In response, Afshin presented a large-scale study analysing 15,000 digitised artworks across 23 artists using large language models to decode stylistic and historical patterns. The system examined:
- Composition
- Lighting
- Movement
- Colour
- Painting technique
- Symbolic cues
- Archival and catalogue information
The research showed that AI systems perform better when they combine image analysis with historical, textual, and market information instead of relying only on visuals.
Introducing multiagent artwork appraisal engine
The central contribution of the research is extension of the CognArtive1, a multi-agent AI framework that deploys eight specialist agents, each analysing a distinct dimension such as composition, luminosity, and technique. A mediation process resolves disagreements between agents, while a market research component incorporates external evidence. In an expert study, the proposed multiagent framework delivered a 0.56 percentage points improvement in price prediction accuracy over a baseline model.

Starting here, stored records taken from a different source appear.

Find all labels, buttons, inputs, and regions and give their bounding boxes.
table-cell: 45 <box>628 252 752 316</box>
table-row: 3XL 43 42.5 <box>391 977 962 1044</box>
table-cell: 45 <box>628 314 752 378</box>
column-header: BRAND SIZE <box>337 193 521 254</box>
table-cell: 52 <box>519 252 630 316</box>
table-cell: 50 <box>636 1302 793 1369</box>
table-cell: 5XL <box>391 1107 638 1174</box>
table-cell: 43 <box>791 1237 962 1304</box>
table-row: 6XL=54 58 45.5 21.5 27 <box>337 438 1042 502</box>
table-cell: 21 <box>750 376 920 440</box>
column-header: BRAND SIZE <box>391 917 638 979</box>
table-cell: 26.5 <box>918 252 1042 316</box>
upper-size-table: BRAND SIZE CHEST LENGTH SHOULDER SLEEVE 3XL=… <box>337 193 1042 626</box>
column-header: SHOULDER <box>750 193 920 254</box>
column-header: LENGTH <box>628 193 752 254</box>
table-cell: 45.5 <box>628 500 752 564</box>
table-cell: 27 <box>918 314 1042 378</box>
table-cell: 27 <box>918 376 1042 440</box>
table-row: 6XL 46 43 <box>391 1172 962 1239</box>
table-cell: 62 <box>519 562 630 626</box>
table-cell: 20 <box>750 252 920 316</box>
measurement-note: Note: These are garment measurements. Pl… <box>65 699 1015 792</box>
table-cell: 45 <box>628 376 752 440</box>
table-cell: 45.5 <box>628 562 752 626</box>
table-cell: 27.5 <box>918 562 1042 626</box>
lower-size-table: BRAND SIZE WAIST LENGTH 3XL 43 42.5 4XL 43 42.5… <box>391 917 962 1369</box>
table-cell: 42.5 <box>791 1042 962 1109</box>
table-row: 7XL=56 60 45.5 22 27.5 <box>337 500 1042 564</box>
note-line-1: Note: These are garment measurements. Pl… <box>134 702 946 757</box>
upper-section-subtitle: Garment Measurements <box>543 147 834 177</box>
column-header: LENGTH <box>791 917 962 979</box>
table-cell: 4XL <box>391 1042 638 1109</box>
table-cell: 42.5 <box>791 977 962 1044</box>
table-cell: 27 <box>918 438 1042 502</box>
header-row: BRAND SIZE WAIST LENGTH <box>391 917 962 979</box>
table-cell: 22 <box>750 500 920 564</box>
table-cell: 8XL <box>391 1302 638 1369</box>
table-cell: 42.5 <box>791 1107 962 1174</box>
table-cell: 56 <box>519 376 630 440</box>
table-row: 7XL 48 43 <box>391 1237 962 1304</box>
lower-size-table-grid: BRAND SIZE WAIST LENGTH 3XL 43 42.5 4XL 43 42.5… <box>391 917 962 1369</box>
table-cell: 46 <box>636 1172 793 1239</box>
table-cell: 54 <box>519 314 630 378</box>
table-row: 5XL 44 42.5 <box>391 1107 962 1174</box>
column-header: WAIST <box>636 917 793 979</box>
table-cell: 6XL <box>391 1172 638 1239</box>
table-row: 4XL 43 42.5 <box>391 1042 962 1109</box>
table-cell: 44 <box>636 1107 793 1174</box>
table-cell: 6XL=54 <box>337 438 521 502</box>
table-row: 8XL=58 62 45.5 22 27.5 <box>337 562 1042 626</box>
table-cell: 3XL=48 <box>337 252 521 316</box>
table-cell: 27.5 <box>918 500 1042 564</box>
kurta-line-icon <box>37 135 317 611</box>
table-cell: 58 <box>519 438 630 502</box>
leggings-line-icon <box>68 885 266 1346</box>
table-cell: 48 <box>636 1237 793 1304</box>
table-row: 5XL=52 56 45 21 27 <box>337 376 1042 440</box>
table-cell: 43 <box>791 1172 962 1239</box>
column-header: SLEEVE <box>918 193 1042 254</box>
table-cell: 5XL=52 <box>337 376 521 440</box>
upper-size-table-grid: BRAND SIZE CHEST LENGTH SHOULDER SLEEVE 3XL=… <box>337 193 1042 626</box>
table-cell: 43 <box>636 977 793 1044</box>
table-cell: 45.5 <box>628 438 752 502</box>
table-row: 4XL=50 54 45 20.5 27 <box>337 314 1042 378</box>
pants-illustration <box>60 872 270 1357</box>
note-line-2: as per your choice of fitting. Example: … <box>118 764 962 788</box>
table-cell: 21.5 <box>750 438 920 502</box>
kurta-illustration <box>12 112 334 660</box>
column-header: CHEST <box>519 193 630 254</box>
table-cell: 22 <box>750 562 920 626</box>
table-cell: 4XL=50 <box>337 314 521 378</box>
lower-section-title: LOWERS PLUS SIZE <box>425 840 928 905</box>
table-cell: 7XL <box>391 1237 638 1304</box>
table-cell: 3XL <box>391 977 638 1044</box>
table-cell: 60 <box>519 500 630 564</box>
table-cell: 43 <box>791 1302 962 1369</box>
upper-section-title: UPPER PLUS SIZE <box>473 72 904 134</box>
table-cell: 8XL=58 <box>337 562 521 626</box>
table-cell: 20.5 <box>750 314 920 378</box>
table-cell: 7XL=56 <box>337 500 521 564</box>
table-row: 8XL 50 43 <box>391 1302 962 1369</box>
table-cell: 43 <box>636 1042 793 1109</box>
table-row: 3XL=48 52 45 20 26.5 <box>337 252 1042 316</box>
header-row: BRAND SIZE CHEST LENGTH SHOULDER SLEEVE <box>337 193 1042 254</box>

A key feature of the framework is auditability. Each stage of the appraisal process can be reviewed, challenged, and refined by experts.
This matters in a sector facing increasing regulatory scrutiny. In the European Union, anti-money laundering legislation now requires art dealers to conduct due diligence on clients and transactions above 10,000 euros.
Systems like CognArtive could help support growing demands for transparency and accountability in the art market.
The limits of the machine
Afshin was candid about what AI cannot yet do. Hallucinations (the tendency of AI models to generate plausible but inaccurate outputs), cultural bias, and the difficulty of decoding emotion and symbolism in visual models all remain genuine challenges.
Christie’s and Sotheby’s have each invested in data and analytics capabilities in recent years, yet both publicly maintain that human expertise remains indispensable, a view Afshin shares.
CognArtive is a prototype, and realising its potential as a deployed art finance tool will require sustained collaboration between AI researchers, professional appraisers, and the financial sector.
Why this matters
Art is no longer an outlier in the private assets landscape. As FutureFinTech looks to develop research around the digitalisation of private assets, work such as CognArtive points towards a future where cultural assets are subject to the same evidential standards as any other financial instrument.
AI is already beginning to influence art finance. The next challenge is building systems that are transparent enough for experts, institutions, and investors to trust.